Archive for November 10th, 2009

Thoughts on the World Championship book

This is a post I’ve been meaning to write for ages.

A couple of years ago at the Shanghai Bermuda Bowl, Brian Senior invited me to write as much of the Round Robin section for the Open and Women’s as I desired. What a nice invitation!

It set me on a path of thinking, before I went, about the nature and function of the World Championship books. Once upon a time they were the most exciting repository of information available to the bridge world. Every card and bid of the WC final, dispassionate, merely telling the tale, not embellishing it in any way. One was able to come to one’s one conclusion about what had happened.

Is there still a role for the WC book to be like this? Now, when we have on the Internet every bid and play recorded. Now, too, when we have lavish Daily Bulletins, again fixed on the Internet for posterity.

It seemed to me, that the part of the book I was writing was best off avoiding what was already going to be available online. Therefore the first thing I did was watch no matches that were going to be Vu-graphed. I also wanted to avoid writing up hands which were already reported in the Daily Bulletins. In other words to make this value for money by giving the reader new material, or, if you like, to record for posterity things that otherwise would be left unknown.

In line with this idea, I decided to follow some teams which I thought would have the potential to do really well, but wouldn’t be considered especially exciting vu-graph material.

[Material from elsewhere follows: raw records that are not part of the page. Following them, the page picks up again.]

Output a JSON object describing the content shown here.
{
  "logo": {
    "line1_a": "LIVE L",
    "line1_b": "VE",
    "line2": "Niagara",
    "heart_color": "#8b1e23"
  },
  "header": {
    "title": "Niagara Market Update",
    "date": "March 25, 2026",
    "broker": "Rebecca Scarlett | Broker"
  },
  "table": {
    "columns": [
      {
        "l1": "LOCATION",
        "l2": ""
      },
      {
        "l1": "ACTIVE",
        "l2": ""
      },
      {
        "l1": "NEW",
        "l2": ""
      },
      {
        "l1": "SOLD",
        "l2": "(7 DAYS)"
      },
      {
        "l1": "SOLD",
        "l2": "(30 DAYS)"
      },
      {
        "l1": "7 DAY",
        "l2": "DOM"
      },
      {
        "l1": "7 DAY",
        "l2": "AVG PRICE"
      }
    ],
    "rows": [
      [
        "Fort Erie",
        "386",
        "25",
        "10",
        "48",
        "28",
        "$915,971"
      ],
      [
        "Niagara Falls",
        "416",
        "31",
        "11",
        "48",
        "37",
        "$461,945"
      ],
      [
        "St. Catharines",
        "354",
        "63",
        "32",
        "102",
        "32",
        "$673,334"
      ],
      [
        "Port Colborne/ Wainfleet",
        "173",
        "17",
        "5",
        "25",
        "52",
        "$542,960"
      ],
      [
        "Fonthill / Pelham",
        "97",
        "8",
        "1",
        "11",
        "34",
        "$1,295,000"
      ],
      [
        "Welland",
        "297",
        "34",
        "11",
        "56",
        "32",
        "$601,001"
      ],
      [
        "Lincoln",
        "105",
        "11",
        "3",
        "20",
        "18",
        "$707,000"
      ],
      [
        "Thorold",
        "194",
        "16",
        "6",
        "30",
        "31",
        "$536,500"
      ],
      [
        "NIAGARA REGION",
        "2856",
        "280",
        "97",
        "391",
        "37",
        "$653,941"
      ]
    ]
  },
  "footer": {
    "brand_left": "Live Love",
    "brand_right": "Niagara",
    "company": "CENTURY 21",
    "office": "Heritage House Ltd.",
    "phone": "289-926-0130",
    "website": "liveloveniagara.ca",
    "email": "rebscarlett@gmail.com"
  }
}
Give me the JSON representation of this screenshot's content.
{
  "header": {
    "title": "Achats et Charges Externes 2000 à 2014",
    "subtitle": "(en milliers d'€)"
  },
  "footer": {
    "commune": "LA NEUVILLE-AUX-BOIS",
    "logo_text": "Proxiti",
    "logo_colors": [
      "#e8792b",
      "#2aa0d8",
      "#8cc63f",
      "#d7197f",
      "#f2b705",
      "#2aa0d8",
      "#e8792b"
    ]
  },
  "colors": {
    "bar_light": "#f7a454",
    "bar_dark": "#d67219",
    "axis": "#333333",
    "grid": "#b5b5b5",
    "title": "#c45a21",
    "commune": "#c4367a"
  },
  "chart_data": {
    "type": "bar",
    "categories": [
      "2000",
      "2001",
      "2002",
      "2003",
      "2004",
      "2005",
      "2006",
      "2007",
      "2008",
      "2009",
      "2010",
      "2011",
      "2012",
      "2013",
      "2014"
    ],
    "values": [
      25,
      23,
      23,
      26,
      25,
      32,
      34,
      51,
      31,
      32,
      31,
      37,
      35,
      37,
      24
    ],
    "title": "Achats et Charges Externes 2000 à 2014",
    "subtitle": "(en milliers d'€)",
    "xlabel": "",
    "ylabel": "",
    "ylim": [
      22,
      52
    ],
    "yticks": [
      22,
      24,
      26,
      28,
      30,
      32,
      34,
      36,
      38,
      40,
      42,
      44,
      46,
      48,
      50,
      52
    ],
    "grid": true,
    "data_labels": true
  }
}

Ireland because they’d had that great result of 2nd in the European recently. Could they keep it up?
Argentina because any team with Lambardi on it has to be a chance. Honestly, if Pablo was playing with three tinned fish I’d still be expecting him to get up.
Indonesia because they are so frustratingly close to pulling off the big one, but does anybody really expect them to? And they are my friends and neighbours.
Australia because I’m completely parochial.

Okay. Now you sit, you watch, you collect data which will tell a story. Its story.

One of the things that happened in this tournament was that Ireland and Australia both had dreadful starts. So after a few rounds I sat down to watch these two teams play each other and I guess I was already expecting what the story would be. Ireland finally gets its act together by trouncing Australia and then steadily moves up the ranks to take its rightful place, whilst Australia languishes sadly at the bottom of the field.

But the data, of course, is what’s telling the story. What happened in fact was that Australia emerged easy victors and it was Ireland that was never in the hunt. Australia had a splendid qualifying, staying in the top few throughout. Meanwhile, Indonesia was never convincing and Pablo struggled.

The data was telling a story and the story that was developing seems to be looking at the hardest question in sport to answer: why do teams lose? A harder question, even, it seems to me to answer than why do they win?

Argentina, Indonesia, Ireland are all teams that might easily do well and yet why was this the two weeks when things were tough for them, when their luck was never in?

I didn’t do a good job, in the end, of presenting this story. Partly this was because the copy that went into the WC book was, due to some sort of communication failure, not the copy that should have been there. It was incomplete and badly proofread.

Still, the fact is that it is a hard topic to write about. Yet I hope it was also a fascinating one which is rarely if ever preserved, since it is so much easier to write about the winner.

If anybody reading this has ideas on what the WC book should look like these days, opinions more than welcome!